For example, the vector feature with ``id=10`` stands for the question "How many 
times does the word `graph` appear in the document?". The answer is "zero" for 
the first six documents and "one" for the remaining three. As a matter of fact, 
we have arrived at exactly the same corpus of vectors as in the `first example`_.

 
To finish the example, we transform our ``"Human computer interaction"`` document
via `Latent Semantic Indexing <http://en.wikipedia.org/wiki/Latent_semantic_indexing>`_
into a 2-D space:

>>> lsi = models.LsiModel(corpus, numTopics = 2)
>>>
>>> newVecLsi = lsi[newVec]
>>> print newVecLsi
[(0, -0.461821), (1, 0.0700277)]

and print proximity of this query document against every one of the nine original 
documents, in the same 2-D LSI space:

>>> index = similarities.MatrixSimilarity(lsi[corpus]) # transform corpus to LSI space and "index" it
>>> sims = index[newVecLsi] # perform similarity query against the corpus
>>> print list(enumerate(sims))
[(0, 0.99809301), (1, 0.93748635), (2, 0.99844527), (3, 0.9865886), (4, 0.90755945), 
(5, -0.12416792), (6, -0.1063926), (7, -0.098794639), (8, 0.05004178)]

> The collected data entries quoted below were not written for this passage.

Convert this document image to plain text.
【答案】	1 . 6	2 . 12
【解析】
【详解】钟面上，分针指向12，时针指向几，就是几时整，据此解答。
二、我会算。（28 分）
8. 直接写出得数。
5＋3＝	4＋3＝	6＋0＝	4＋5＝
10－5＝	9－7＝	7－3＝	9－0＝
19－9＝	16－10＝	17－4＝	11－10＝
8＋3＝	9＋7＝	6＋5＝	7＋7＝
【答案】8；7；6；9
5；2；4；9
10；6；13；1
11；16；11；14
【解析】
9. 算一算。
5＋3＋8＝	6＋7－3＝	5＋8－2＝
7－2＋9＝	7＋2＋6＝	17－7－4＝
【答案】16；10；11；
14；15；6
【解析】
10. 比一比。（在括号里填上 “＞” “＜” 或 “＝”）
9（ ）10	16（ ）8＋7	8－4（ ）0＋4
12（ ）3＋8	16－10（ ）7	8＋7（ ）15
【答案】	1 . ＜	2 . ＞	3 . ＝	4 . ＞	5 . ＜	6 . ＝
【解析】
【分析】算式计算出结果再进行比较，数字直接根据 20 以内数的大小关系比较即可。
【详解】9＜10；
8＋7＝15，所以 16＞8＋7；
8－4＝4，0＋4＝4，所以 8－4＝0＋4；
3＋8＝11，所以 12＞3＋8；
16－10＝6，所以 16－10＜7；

.. decades of research in a single sentence (including 3 effective lines of code) there :-) yay

The thing to note here is that documents no. 2 (``"The EPS user interface management system"``)
and 4 (``"Relation of user perceived response time to error measurement"``) would never be returned by
a standard boolean fulltext search, because they do not share any common words with ``"Human 
computer interaction"``. However, after applying LSI, we can observe that both of 
them received high similarity scores, which corresponds better to our intuition of
them sharing a "computer-related" topic with the query. In fact, this is the reason 
why we apply transformations and do topic modeling in the first place.


Corpus Formats
---------------

There exist several file formats for storing a collection of vectors to disk.
`Gensim` implements them via the *streaming corpus interface* mentioned earlier:
documents are read from disk in a lazy fashion, one document at a time, without the whole
corpus being read into main memory at once.

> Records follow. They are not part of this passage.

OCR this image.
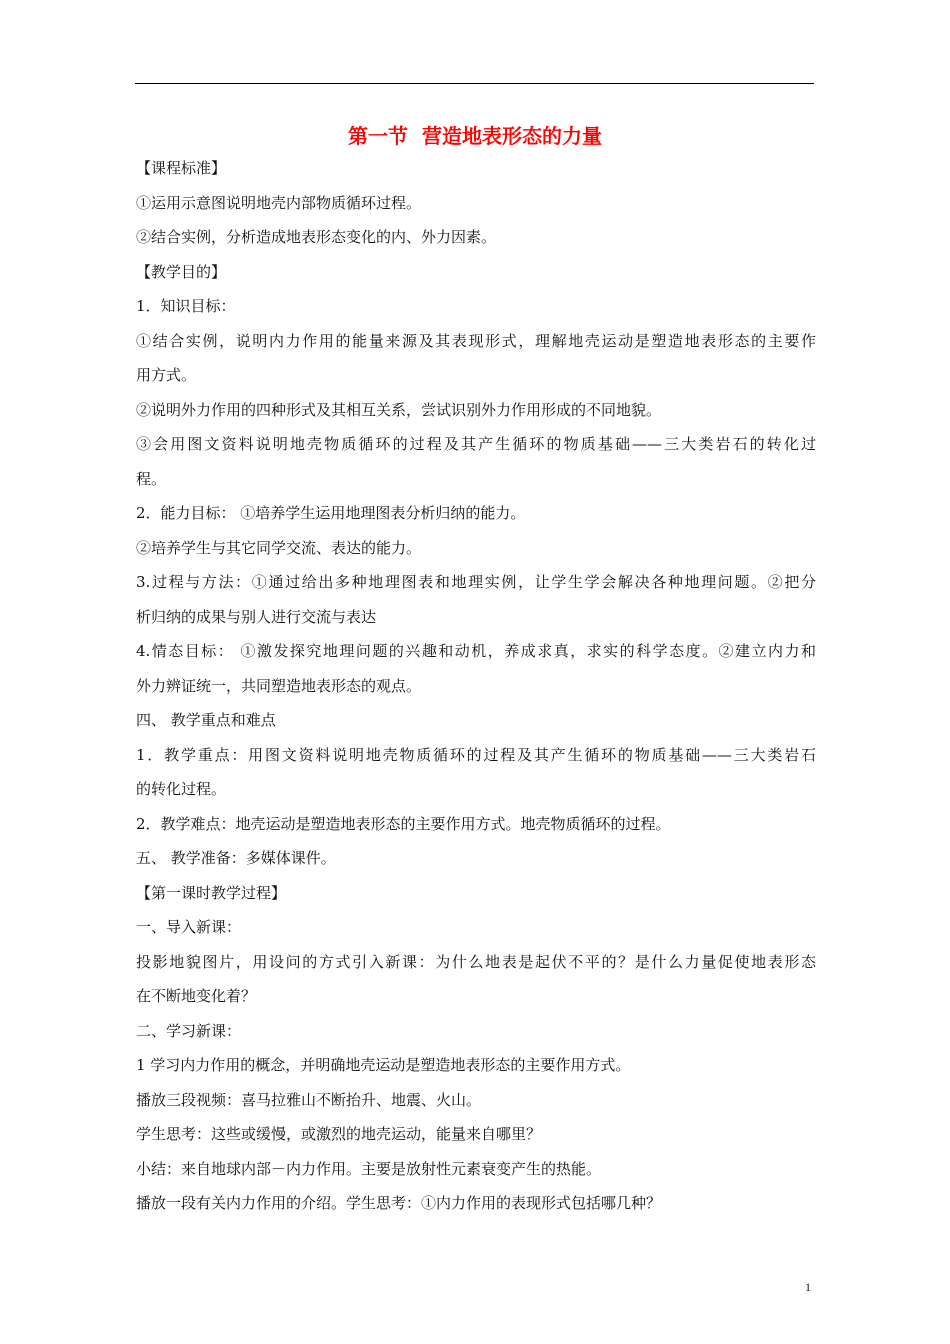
第一节  营造地表形态的力量
【课程标准】
①运用示意图说明地壳内部物质循环过程。
②结合实例，分析造成地表形态变化的内、外力因素。
【教学目的】
1．知识目标：
①结合实例，说明内力作用的能量来源及其表现形式，理解地壳运动是塑造地表形态的主要作
用方式。
②说明外力作用的四种形式及其相互关系，尝试识别外力作用形成的不同地貌。
③会用图文资料说明地壳物质循环的过程及其产生循环的物质基础——三大类岩石的转化过
程。
2．能力目标： ①培养学生运用地理图表分析归纳的能力。
②培养学生与其它同学交流、表达的能力。
3.过程与方法：①通过给出多种地理图表和地理实例，让学生学会解决各种地理问题。②把分
析归纳的成果与别人进行交流与表达
4.情态目标： ①激发探究地理问题的兴趣和动机，养成求真，求实的科学态度。②建立内力和
外力辨证统一，共同塑造地表形态的观点。
四、 教学重点和难点
1．教学重点：用图文资料说明地壳物质循环的过程及其产生循环的物质基础——三大类岩石
的转化过程。
2．教学难点：地壳运动是塑造地表形态的主要作用方式。地壳物质循环的过程。
五、 教学准备：多媒体课件。
【第一课时教学过程】
一、导入新课：
投影地貌图片，用设问的方式引入新课：为什么地表是起伏不平的？是什么力量促使地表形态
在不断地变化着？
二、学习新课：
1 学习内力作用的概念，并明确地壳运动是塑造地表形态的主要作用方式。
播放三段视频：喜马拉雅山不断抬升、地震、火山。
学生思考：这些或缓慢，或激烈的地壳运动，能量来自哪里？
小结：来自地球内部－内力作用。主要是放射性元素衰变产生的热能。
播放一段有关内力作用的介绍。学生思考：①内力作用的表现形式包括哪几种？
1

One of the more notable formats is the `Market Matrix format <http://math.nist.gov/MatrixMarket/formats.html>`_.
To save a corpus in the Matrix Market format:

>>> from gensim import corpora
>>> corpora.MmCorpus.saveCorpus('/tmp/corpus.mm', corpus)

Other formats include `Joachim's SVMlight format <svmlight.joachims.org/>`_, 
`Blei's LDA-C format <www.cs.princeton.edu/~blei/lda-c/>`_ and 
`GibbsLDA++ format <http://gibbslda.sourceforge.net/>`_. 

Conversely, to load a corpus iterator from a Matrix Market file:

>>> corpus = corpora.MmCorpus('/tmp/corpus.mm')
>>> print list(corpus) # convert from MmCorpus object (document stream) to plain Python list
[[(0, 1.0), (1, 1.0), (2, 1.0)],
 [(2, 1.0), (3, 1.0), (4, 1.0), (5, 1.0), (6, 1.0), (8, 1.0)],
 [(1, 1.0), (3, 1.0), (4, 1.0), (7, 1.0)],
 [(0, 1.0), (4, 2.0), (7, 1.0)],
 [(3, 1.0), (5, 1.0), (6, 1.0)],
 [(9, 1.0)],
 [(9, 1.0), (10, 1.0)],
 [(9, 1.0), (10, 1.0), (11, 1.0)],
 [(8, 1.0), (10, 1.0), (11, 1.0)]]
 
and to save it in Blei's LDA-C format again,

>>> corpora.BleiCorpus.saveCorpus('/tmp/corpus.lda-c', corpus)

In this way, `gensim` can also be used as a simple I/O format conversion tool.

For a complete reference, see the :doc:`API documentation <apiref>`.


------

.. [1]  This is the same corpus as used in 
        `Deerwester et al. (1990): Indexing by Latent Semantic Analysis <http://www.cs.bham.ac.uk/~pxt/IDA/lsa_ind.pdf>`_, Table 2.